13/08/2024 reseauinternational.net  13min #254685

 Bangladesh : un gouvernement intérimaire annoncé par l'armée, la Première ministre a démissionné

Derrière le changement de régime au Bangladesh

Une fois n'est pas coutume, le Bangladesh fait parler de lui pour autre chose qu'une catastrophe naturelle mais pour des troubles politiques. Certains ont noté que ces troubles s'accompagnent, dans ce pays à majorité musulmane, d'agressions violentes contre des personnes dont le seul tort est d'être hindouiste. On peut analyser ces violences sectaires comme consubstantielles à l'intolérance religieuse de la majorité ou comme une réponse aux agressions subies par les musulmans dans l'Inde voisine. L'agitation dans la rue a pris une forme violente tout comme la répression policière et il y a eu  de nombreuses victimes.

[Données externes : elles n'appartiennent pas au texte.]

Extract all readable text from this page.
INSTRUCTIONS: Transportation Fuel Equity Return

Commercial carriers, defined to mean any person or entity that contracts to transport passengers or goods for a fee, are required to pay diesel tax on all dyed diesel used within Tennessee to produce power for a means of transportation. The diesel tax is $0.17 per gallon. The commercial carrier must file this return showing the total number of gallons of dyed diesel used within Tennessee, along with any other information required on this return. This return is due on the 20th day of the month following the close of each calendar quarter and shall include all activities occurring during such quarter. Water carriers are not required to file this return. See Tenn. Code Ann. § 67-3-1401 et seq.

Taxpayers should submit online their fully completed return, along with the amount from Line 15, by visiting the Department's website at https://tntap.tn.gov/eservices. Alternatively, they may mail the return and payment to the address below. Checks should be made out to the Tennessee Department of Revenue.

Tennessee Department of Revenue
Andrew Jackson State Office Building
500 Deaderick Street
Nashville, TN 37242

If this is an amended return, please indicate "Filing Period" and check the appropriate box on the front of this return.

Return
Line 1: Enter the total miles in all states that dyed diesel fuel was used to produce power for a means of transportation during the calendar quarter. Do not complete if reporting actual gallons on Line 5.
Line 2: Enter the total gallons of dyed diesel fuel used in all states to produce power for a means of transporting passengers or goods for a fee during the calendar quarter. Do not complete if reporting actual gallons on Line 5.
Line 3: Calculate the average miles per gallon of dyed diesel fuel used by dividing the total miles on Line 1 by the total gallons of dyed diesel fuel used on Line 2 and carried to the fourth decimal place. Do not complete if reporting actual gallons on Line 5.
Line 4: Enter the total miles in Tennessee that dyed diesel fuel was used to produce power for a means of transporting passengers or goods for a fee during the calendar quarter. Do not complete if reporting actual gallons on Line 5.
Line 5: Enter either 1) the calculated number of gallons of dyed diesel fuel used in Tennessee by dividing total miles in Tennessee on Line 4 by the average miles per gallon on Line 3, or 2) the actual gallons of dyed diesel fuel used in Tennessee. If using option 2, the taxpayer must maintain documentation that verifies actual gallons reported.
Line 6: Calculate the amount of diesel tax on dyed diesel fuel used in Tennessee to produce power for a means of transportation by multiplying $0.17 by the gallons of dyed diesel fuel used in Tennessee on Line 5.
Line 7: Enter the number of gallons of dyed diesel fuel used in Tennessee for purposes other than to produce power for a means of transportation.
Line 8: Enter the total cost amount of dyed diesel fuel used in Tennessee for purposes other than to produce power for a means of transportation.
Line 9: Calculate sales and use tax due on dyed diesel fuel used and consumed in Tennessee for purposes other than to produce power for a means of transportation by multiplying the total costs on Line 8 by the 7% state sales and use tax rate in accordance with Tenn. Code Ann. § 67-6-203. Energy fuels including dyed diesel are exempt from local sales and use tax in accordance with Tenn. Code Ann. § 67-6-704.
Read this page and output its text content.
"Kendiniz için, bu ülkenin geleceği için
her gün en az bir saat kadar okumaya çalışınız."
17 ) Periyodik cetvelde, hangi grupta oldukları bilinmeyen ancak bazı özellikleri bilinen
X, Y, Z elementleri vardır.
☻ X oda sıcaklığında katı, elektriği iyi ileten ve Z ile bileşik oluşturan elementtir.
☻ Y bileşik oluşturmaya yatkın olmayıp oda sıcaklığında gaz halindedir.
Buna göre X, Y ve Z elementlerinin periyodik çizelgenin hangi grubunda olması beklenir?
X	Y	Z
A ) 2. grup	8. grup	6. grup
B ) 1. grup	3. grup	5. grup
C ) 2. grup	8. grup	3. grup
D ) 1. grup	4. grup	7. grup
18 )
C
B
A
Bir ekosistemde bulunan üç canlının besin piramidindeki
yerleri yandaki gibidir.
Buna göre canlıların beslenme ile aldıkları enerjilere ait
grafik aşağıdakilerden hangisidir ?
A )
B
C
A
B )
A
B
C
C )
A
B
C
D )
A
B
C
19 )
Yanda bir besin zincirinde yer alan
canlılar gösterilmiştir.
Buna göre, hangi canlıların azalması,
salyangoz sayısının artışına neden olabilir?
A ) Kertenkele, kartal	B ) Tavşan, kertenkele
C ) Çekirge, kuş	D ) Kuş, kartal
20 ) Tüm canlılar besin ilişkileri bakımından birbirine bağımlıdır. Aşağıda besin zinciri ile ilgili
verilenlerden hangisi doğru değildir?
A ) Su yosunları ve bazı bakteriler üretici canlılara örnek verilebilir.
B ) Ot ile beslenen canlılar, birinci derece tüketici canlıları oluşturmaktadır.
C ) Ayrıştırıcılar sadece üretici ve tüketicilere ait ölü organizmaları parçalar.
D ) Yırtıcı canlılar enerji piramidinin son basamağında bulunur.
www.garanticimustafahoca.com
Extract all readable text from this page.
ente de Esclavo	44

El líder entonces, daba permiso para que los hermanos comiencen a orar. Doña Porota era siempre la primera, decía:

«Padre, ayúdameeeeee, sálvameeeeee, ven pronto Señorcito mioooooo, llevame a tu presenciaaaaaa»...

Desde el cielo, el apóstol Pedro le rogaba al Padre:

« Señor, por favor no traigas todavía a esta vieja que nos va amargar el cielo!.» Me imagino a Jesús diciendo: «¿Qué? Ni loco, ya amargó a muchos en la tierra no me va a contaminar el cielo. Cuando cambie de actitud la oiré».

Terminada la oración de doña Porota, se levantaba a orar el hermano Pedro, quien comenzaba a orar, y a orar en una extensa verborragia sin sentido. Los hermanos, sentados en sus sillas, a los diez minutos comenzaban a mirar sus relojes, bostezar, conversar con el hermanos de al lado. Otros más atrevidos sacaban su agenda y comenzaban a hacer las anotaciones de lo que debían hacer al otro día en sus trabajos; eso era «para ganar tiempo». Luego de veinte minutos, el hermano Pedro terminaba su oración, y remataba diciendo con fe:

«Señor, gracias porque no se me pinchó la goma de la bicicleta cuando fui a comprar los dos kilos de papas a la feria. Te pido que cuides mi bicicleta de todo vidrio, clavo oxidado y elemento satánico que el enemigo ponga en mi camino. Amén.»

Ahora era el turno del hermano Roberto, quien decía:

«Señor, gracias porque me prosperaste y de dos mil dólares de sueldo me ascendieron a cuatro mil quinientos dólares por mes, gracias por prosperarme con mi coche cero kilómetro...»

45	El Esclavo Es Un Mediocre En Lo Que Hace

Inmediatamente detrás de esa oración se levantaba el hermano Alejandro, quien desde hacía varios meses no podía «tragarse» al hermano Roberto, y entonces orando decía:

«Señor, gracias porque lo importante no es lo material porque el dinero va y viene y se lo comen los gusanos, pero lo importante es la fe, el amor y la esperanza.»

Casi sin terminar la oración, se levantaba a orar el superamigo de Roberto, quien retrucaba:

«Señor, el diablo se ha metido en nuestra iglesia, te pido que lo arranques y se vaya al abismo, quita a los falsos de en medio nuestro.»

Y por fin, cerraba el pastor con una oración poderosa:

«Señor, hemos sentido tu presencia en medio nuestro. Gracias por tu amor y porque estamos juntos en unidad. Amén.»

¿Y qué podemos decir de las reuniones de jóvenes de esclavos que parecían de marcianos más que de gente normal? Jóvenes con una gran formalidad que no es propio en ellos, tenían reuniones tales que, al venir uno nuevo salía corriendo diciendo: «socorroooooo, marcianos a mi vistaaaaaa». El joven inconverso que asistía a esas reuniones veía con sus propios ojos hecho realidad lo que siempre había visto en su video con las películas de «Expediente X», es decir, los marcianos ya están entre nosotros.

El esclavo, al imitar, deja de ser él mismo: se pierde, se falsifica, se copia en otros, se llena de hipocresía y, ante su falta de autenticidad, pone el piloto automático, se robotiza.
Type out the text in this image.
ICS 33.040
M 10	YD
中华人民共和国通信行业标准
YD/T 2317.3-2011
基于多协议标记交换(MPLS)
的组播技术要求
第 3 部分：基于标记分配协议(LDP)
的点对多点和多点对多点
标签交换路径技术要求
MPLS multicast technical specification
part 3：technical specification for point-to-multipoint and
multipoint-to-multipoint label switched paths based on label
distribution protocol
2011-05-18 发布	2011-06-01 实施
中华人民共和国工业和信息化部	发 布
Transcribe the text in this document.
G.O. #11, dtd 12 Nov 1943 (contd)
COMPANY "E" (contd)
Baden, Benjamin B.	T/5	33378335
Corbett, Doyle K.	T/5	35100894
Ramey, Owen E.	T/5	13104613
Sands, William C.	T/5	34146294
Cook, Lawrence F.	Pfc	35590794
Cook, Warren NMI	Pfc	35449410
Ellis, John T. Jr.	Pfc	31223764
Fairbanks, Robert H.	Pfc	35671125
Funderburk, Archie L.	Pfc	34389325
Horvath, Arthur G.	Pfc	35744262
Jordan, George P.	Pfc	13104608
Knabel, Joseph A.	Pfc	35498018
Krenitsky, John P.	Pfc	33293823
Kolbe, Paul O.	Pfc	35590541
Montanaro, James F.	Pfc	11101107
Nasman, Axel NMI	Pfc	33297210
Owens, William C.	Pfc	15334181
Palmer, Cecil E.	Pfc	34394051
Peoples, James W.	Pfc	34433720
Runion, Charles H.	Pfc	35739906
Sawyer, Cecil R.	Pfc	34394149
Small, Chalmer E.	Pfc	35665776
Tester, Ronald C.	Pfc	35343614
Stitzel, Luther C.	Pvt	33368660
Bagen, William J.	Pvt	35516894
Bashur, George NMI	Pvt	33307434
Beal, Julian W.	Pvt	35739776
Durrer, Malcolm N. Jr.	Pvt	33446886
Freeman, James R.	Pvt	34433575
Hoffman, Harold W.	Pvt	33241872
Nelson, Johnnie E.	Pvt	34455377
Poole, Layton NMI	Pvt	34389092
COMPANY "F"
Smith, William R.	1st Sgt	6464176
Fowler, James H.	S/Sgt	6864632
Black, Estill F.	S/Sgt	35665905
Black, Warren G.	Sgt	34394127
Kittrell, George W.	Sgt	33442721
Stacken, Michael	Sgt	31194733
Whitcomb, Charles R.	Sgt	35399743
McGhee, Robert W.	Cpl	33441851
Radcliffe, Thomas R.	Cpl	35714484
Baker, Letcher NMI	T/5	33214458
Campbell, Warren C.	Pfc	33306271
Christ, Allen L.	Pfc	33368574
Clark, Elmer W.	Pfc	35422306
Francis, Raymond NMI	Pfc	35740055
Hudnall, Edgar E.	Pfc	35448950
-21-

Si on s'en tient à la violence contre la communauté hindouiste, les agressions sont le fait ou sont encouragées par certaines organisations dont la Jamaat-e-Islami interdite  depuis 2013. Ce qui permet à une représentation commune de se former et de circuler en Occident, celle d'une lutte entre démocrates et fondamentalistes.

Il se trouve cependant que les choses ne sont pas si simples et au Bangladesh comme ailleurs les mouvements fondamentalistes sont instrumentalisés par les États-Unis qui s'en servent pour essayer d'établir un gouvernement à leur main. Comme le rappelle Brian Berletic, sur la base de sources publiques et vérifiables (Berletic est parfois accusé d'être conspirationnistes), ce procédé a été utilisé en Libye, en Afghanistan, en Syrie mais aussi en Ukraine où l'Oncle Sam s'est appuyé sur des néo-Nazis.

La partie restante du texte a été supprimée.